Migori managed Sh60.3 million with Tana River closing the bracket of target achievers at Sh19 million.
During the same period, the 47 local governments cumulative own source revenue also dipped from Sh7.7 billion to Sh5.9 billion.
This, Dr Nyakang’o said, was 11 percent of the annual target of Sh53 billion to be received from own sources.
During the months of July, August and September 2020, only 15 of the 47 counties managed to collect over Sh100 million through local revenue.
Nairobi topped the list of top collectors with Sh1.5 billion but failed to attain its target.
It was followed by Kiambu (Sh452.3 million), Nakuru (Sh294.2 million), Machakos (Sh206 million), Kakamega (Sh198.2 million) and Narok (Sh168.2 million).
Other top collectors were Nyeri (Sh152.7 million), Kajiado (Sh142.3 million), Uasin Gishu (Sh136 million) and Kilifi and Siaya collected Sh127.1 million each.
Laikipia, Kisumu and Makueni counties raised Sh126 million, Sh122.6 million and Sh105.2 million respectively to close the bracket of the 15 regional governments thatcollected over Sh100 million from their own sources.
At the same time, 17 counties fell within the bottom bracket after managing less than Sh50 million in revenue generation.
They were Kisii (Sh41 million), Mandera (Sh38.1 million), Vihiga (Sh36.5 million), Kwale (Sh33.8 million), Marsabit (Sh26 million), Garissa (Sh25.8 million), West Pokot (Sh21.7 million) and Bomet (Sh20.3 million).
Others are Tana River that collected Sh19 million, Turkana (Sh17.6 million), Homa Bay (Sh15.1 million), Elgeyo Marakwet (Sh14 million), Lamu (Sh14 million) and Wajir (Sh12.6 million).
Isiolo, Samburu and Nandi took the bottom slots after managing Sh9.9 million, Sh8.2 million and Sh4.6 million respectively.
Dr Nyakang’o said Nandi, Samburu and Homa Bay are the counties that recorded the lowest own source revenue against annual targets
Nandi recorded 1.1 percent, Samburu 2.9 percent and Homa Bay 3.9 percent against the annual targets.
During this period, county governments were slated to receive Sh69.8 billion from the exchequer.
“During the reporting period, the National Treasury did not disburse any equitable share of revenue for FY 2020/21 due to delay in approval of the County Allocation of Revenue Bill, 2020 by Parliament.

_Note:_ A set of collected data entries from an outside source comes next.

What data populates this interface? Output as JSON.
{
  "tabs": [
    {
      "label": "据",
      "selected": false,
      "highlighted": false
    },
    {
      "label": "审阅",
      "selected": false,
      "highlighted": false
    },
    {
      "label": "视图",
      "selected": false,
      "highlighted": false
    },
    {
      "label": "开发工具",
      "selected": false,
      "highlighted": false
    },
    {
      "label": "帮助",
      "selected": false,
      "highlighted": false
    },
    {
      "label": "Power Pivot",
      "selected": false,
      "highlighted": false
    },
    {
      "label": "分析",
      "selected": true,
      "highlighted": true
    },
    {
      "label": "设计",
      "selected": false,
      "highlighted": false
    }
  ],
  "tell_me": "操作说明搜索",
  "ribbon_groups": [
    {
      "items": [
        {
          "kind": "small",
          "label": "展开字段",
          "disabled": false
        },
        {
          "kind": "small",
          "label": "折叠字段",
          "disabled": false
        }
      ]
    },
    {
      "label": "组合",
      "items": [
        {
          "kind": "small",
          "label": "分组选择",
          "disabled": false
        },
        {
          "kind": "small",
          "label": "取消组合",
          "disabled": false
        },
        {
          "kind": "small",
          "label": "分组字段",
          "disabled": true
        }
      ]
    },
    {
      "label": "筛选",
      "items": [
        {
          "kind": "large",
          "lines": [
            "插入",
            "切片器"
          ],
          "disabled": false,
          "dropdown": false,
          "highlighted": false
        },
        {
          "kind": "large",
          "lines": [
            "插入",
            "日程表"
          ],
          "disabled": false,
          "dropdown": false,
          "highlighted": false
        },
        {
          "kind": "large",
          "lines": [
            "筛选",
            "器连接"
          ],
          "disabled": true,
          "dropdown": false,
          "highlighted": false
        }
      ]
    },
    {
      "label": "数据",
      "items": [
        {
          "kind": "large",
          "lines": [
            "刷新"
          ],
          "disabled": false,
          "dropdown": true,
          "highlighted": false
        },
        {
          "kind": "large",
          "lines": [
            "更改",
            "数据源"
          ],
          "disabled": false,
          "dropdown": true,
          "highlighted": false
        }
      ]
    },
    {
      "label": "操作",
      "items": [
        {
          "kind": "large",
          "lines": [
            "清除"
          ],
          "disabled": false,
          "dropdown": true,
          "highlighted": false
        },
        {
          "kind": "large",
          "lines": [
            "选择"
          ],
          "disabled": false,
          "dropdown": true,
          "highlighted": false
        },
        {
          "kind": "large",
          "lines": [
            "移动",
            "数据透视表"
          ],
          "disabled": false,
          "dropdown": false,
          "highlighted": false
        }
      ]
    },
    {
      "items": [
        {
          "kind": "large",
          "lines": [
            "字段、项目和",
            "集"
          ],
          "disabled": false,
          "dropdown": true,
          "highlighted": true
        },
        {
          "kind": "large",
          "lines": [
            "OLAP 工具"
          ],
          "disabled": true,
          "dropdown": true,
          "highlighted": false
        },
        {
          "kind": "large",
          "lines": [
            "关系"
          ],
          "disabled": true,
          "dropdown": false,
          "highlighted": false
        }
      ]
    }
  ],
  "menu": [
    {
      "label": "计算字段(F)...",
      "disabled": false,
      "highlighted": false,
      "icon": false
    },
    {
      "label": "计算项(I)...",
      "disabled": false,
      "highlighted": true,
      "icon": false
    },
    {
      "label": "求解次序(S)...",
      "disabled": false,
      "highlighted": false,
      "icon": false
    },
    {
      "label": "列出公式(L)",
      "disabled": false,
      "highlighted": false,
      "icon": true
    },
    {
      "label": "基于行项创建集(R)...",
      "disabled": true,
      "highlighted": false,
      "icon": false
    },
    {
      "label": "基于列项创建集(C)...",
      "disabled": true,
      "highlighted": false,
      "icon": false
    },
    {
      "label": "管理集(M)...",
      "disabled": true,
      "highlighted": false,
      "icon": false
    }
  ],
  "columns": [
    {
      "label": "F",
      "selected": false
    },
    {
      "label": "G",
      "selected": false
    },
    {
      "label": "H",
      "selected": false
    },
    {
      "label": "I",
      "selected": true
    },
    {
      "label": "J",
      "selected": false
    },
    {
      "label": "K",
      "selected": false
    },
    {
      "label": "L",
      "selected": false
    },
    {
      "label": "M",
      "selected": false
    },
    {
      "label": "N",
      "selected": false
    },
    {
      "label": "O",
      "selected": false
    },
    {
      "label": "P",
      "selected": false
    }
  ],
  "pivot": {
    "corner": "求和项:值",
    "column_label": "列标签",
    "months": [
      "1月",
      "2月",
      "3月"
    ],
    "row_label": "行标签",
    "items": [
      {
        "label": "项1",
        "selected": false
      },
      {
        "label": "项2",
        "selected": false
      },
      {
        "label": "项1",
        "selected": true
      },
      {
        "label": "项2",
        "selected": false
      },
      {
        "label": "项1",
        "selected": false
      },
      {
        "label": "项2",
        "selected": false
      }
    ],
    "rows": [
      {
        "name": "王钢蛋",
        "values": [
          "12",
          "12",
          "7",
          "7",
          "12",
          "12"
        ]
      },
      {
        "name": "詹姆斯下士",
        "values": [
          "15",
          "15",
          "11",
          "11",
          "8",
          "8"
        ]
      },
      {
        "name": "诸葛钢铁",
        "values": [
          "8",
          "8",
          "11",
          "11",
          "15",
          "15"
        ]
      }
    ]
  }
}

The Bill was enacted on October 8, 2020,” Dr Nyakang’o said.
However, during the time, the Controller of Budget approved the transfer of Sh26.2 billion – the June 2020 allocation – from the consolidated fund to the various County Revenue Funds in accordance with Article 206(4) of the Constitution. The disbursement was made in August, 2020.